MALE SPEAKER: They were on their way to the ladies restrooms that were in plain sight and had to be called back. We then had to stop on the highway like animals. We are members of the NCAAP–
SUSAN RUGH: My sense is that the civil rights leaders recognized the power of the family image. In a time when the family was the dominant image of domesticity, this nuclear family, and I think they played to that in the hearings. And certainly Roy Wilkins plays to that, and says, imagine a family on vacation. And this is July when he’s talking. It’s hot in Washington. The senators are probably thinking, when is the congressional break? I’m going to go on vacation, and so they have families, and they can relate to this stranded family that’s sleeping in his car.
BRIAN: It must have had an incredibly powerful impact on political leaders, at least thinking about how their constituents are going to feel about this.
SUSAN RUGH: It was powerful enough for them to vote for the Civil Rights Act, so I think it was effective.

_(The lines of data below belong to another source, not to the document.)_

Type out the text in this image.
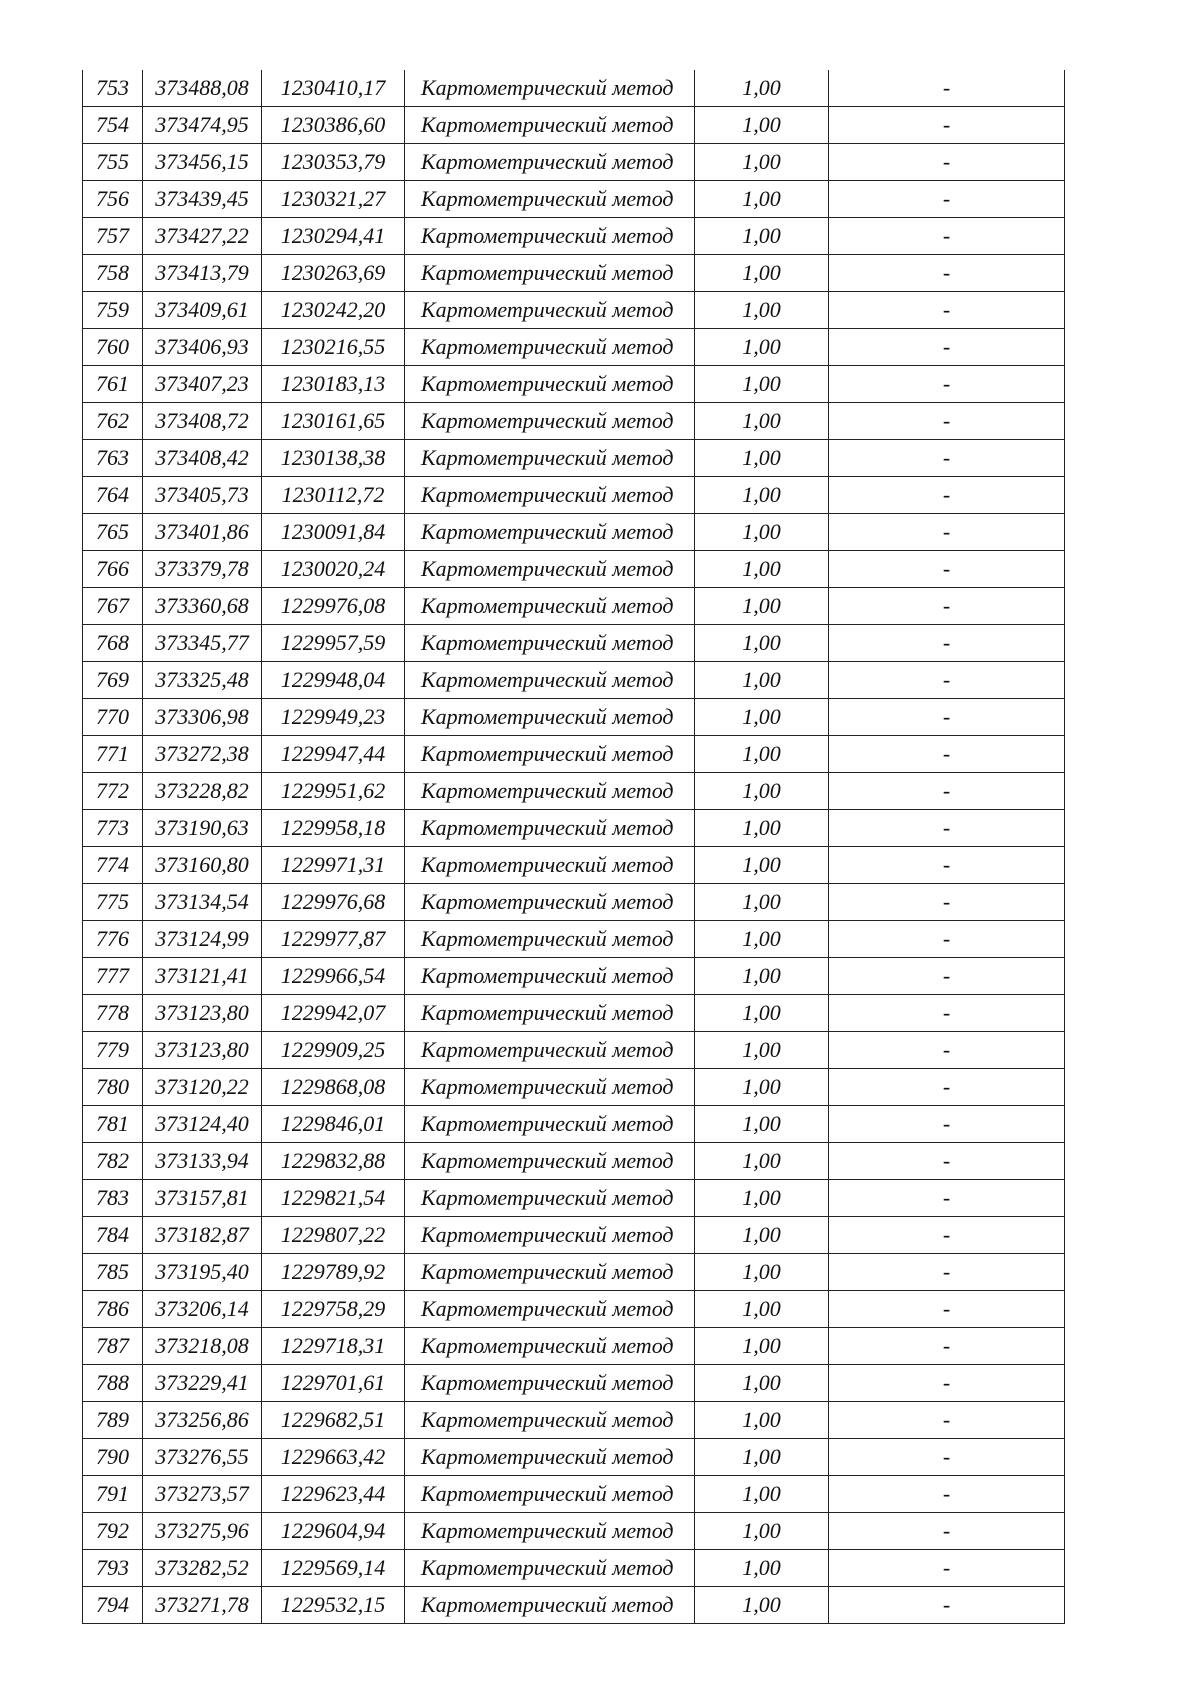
753	373488,08	1230410,17	Картометрический метод	1,00	-
754	373474,95	1230386,60	Картометрический метод	1,00	-
755	373456,15	1230353,79	Картометрический метод	1,00	-
756	373439,45	1230321,27	Картометрический метод	1,00	-
757	373427,22	1230294,41	Картометрический метод	1,00	-
758	373413,79	1230263,69	Картометрический метод	1,00	-
759	373409,61	1230242,20	Картометрический метод	1,00	-
760	373406,93	1230216,55	Картометрический метод	1,00	-
761	373407,23	1230183,13	Картометрический метод	1,00	-
762	373408,72	1230161,65	Картометрический метод	1,00	-
763	373408,42	1230138,38	Картометрический метод	1,00	-
764	373405,73	1230112,72	Картометрический метод	1,00	-
765	373401,86	1230091,84	Картометрический метод	1,00	-
766	373379,78	1230020,24	Картометрический метод	1,00	-
767	373360,68	1229976,08	Картометрический метод	1,00	-
768	373345,77	1229957,59	Картометрический метод	1,00	-
769	373325,48	1229948,04	Картометрический метод	1,00	-
770	373306,98	1229949,23	Картометрический метод	1,00	-
771	373272,38	1229947,44	Картометрический метод	1,00	-
772	373228,82	1229951,62	Картометрический метод	1,00	-
773	373190,63	1229958,18	Картометрический метод	1,00	-
774	373160,80	1229971,31	Картометрический метод	1,00	-
775	373134,54	1229976,68	Картометрический метод	1,00	-
776	373124,99	1229977,87	Картометрический метод	1,00	-
777	373121,41	1229966,54	Картометрический метод	1,00	-
778	373123,80	1229942,07	Картометрический метод	1,00	-
779	373123,80	1229909,25	Картометрический метод	1,00	-
780	373120,22	1229868,08	Картометрический метод	1,00	-
781	373124,40	1229846,01	Картометрический метод	1,00	-
782	373133,94	1229832,88	Картометрический метод	1,00	-
783	373157,81	1229821,54	Картометрический метод	1,00	-
784	373182,87	1229807,22	Картометрический метод	1,00	-
785	373195,40	1229789,92	Картометрический метод	1,00	-
786	373206,14	1229758,29	Картометрический метод	1,00	-
787	373218,08	1229718,31	Картометрический метод	1,00	-
788	373229,41	1229701,61	Картометрический метод	1,00	-
789	373256,86	1229682,51	Картометрический метод	1,00	-
790	373276,55	1229663,42	Картометрический метод	1,00	-
791	373273,57	1229623,44	Картометрический метод	1,00	-
792	373275,96	1229604,94	Картометрический метод	1,00	-
793	373282,52	1229569,14	Картометрический метод	1,00	-
794	373271,78	1229532,15	Картометрический метод	1,00	-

FEMALE SPEAKER: I venture to predict that it will not be too much longer before concentrated action is taken by Negro Americans to combat this evil, which has held sway for far too long along the nation’s highways. Sincerely yours, Mrs. Joel L. Gresham, doctoral student, Columbia University.
NATHAN: Susah Rugh is a historian at Brigham Young University. Her book is "Are We There Yet: The Golden Age of American Family Vacations."